#SEC $SEC SEC sets up exemption channel for banks and securities firms to circumvent cryptocurrency accounting policy SAB 121

The latest move by the U.S. SEC has opened an exemption for financial institutions, allowing them to avoid disclosing customer cryptocurrencies in their financial reports. This move is intended to ease the pressure on financial institutions to comply with the controversial SAB 121 policy, which originally required banks to include customer crypto assets in their balance sheets, triggering capital pressure and congressional questions.

According to internal information from the SEC, based on past guidance, financial institutions can be exempted from balance sheet disclosure under certain arrangements, but they must effectively hedge related risks. Since 2023, many large banks have negotiated with the SEC and successfully obtained exemptions, protecting customer assets while avoiding unnecessary regulatory capital requirements.

The move may herald a shift in the SEC’s accounting stance, which is expected to broaden the range of service options for cryptocurrency investors in the U.S. Banks have pointed out that the original accounting treatment limited the provision of crypto services because the expansion of balance sheets triggered stricter regulatory capital thresholds.

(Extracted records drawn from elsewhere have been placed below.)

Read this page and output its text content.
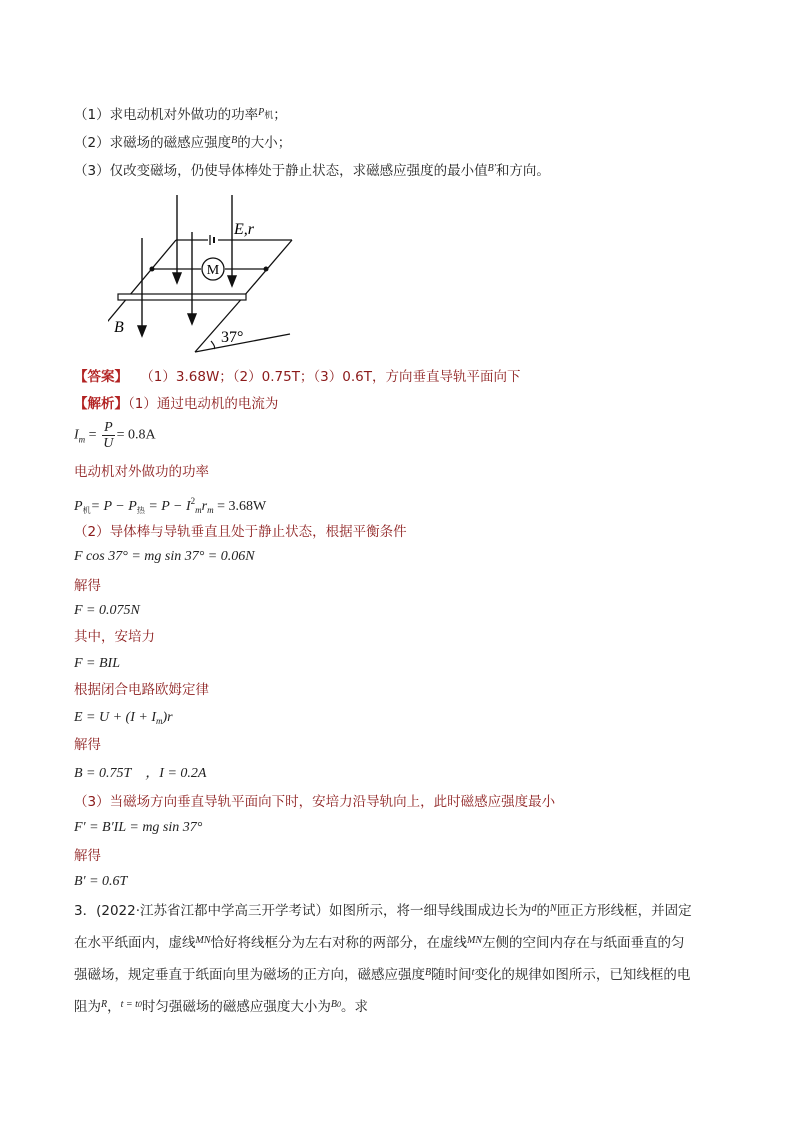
（1）求电动机对外做功的功率$^{P机}$；
（2）求磁场的磁感应强度$^B$的大小；
（3）仅改变磁场，仍使导体棒处于静止状态，求磁感应强度的最小值$^{B'}$和方向。
M
E,r
B
37°
【答案】 （1）3.68W；（2）0.75T；（3）0.6T，方向垂直导轨平面向下
【解析】（1）通过电动机的电流为
$I_m = \frac{P}{U} = 0.8A$
电动机对外做功的功率
$P_机= P - P_热 = P - I^2_mr_m = 3.68W$
（2）导体棒与导轨垂直且处于静止状态，根据平衡条件
F cos 37° = mg sin 37° = 0.06N
解得
F = 0.075N
其中，安培力
F = BIL
根据闭合电路欧姆定律
$E = U + (I + I_m)r$
解得
B = 0.75T ，I = 0.2A
（3）当磁场方向垂直导轨平面向下时，安培力沿导轨向上，此时磁感应强度最小
F′ = B′IL = mg sin 37°
解得
B′ = 0.6T
3．(2022·江苏省江都中学高三开学考试）如图所示，将一细导线围成边长为$^d$的$^N$匝正方形线框，并固定
在水平纸面内，虚线$^{MN}$恰好将线框分为左右对称的两部分，在虚线$^{MN}$左侧的空间内存在与纸面垂直的匀
强磁场，规定垂直于纸面向里为磁场的正方向，磁感应强度$^B$随时间$^t$变化的规律如图所示，已知线框的电
阻为$^R$，$^{t = t0}$时匀强磁场的磁感应强度大小为$^{B0}$。求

Background review: The SAB 121 policy was challenged by Congress. Although the Biden administration strongly supported it, the majority vote in the House of Representatives did not meet the standard for overturning it. The Republicans continue to push for the revocation of the policy, believing that it is a means for the SEC to suppress digital assets. The blockchain industry also expressed dissatisfaction with this, and the Government Accountability Office also pointed out that the SEC lacked a formal rule basis when handling the policy. Industry leaders are actively lobbying and calling on the Biden administration to adjust its position.